Vendredi 27, à Vincennes.

— M. le duc d'Orléans travaille presque tous les jours ou avec les gardes du trésor royal, chez qui à l'avenir tout l'argent sera porté, ou avec Bertin, trésorier des parties casuelles, et Couturier est toujours présent à ces audiences-là.

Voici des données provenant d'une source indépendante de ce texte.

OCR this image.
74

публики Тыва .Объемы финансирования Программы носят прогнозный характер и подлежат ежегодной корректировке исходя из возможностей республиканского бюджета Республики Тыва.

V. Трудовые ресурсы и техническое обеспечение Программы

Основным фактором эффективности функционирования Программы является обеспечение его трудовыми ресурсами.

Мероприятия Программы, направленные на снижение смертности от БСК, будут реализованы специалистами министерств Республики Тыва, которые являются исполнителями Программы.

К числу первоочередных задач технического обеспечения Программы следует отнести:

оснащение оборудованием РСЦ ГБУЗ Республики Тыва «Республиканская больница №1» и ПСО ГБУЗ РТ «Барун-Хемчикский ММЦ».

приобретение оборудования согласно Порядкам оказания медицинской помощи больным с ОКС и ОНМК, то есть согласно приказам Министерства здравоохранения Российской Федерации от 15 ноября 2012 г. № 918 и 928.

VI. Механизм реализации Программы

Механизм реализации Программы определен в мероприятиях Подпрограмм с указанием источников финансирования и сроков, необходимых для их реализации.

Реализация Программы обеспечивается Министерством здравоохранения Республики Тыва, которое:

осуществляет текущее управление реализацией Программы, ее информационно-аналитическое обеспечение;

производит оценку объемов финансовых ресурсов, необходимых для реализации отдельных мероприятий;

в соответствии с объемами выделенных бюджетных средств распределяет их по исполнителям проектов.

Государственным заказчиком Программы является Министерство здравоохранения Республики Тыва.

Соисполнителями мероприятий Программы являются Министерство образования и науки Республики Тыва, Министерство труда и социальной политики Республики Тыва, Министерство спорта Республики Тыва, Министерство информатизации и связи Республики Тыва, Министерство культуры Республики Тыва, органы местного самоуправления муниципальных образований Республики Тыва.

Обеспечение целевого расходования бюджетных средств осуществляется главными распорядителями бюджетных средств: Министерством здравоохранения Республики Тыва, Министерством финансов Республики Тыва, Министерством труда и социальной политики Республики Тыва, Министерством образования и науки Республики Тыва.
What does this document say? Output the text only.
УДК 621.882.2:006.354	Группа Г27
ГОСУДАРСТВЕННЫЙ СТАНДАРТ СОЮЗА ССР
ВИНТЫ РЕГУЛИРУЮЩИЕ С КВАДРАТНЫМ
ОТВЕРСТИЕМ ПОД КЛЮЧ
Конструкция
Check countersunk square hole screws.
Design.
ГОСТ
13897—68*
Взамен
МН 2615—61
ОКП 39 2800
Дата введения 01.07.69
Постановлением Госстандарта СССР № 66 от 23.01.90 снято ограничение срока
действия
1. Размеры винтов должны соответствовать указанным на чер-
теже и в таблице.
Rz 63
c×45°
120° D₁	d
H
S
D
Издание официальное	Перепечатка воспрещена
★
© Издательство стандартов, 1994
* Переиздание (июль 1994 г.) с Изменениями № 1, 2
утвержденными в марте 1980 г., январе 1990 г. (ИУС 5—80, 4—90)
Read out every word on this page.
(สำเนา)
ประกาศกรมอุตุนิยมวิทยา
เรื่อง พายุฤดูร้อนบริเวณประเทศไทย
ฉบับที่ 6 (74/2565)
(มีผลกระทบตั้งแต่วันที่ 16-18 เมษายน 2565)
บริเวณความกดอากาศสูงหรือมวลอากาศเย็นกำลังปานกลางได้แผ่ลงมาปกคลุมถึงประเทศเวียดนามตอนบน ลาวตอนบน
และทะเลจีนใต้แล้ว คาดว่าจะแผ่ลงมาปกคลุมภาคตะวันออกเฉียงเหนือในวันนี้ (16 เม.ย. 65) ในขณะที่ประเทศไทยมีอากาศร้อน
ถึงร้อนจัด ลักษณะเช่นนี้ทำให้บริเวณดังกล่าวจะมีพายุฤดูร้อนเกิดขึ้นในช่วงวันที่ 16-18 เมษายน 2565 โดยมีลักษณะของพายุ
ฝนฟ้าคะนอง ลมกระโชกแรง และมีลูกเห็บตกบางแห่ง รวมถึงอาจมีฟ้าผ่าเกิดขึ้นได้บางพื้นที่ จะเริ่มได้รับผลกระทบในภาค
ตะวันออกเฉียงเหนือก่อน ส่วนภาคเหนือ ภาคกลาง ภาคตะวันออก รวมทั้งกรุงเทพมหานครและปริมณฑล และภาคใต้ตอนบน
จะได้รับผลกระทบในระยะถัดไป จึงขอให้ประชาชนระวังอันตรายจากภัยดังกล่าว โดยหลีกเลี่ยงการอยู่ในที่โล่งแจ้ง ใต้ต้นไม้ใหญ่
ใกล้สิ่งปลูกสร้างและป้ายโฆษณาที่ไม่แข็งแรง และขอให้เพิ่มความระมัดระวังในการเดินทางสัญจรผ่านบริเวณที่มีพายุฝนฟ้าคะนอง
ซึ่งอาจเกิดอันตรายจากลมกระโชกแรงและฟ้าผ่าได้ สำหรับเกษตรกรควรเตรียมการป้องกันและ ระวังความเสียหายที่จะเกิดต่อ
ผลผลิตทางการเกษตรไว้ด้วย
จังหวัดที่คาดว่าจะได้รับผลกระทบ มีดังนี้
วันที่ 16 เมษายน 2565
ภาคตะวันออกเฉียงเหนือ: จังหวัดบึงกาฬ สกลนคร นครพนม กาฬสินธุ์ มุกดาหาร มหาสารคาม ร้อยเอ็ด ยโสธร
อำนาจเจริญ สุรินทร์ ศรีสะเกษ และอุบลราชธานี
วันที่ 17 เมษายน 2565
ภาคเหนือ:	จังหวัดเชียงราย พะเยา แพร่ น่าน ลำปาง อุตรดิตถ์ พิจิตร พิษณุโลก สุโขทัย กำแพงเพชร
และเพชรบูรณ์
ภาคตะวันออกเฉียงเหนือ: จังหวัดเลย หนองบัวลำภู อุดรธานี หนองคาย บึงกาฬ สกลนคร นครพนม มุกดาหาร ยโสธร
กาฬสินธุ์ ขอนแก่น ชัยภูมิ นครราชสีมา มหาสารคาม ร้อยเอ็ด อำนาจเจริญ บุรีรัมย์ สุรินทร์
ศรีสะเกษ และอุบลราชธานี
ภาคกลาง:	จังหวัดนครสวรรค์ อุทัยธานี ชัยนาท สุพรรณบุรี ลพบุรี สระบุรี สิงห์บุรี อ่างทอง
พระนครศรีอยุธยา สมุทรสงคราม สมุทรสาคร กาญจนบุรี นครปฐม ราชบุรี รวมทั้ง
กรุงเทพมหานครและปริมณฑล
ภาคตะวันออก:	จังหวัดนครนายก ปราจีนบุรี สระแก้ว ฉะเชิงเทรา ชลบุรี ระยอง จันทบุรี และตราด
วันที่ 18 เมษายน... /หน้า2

Ce prince veut travailler tous les jours jusqu'à quatre heures après midi; il ne dînera qu'à cette heure-là, et veut avoir le reste de la journée libre.

— M. le duc d'Aumont a obtenu de M. le duc d'Orléans pour son fils la survivance de sa charge de premier gentilhomme de la chambre du roi et celle du gouvernement de Boulonnois.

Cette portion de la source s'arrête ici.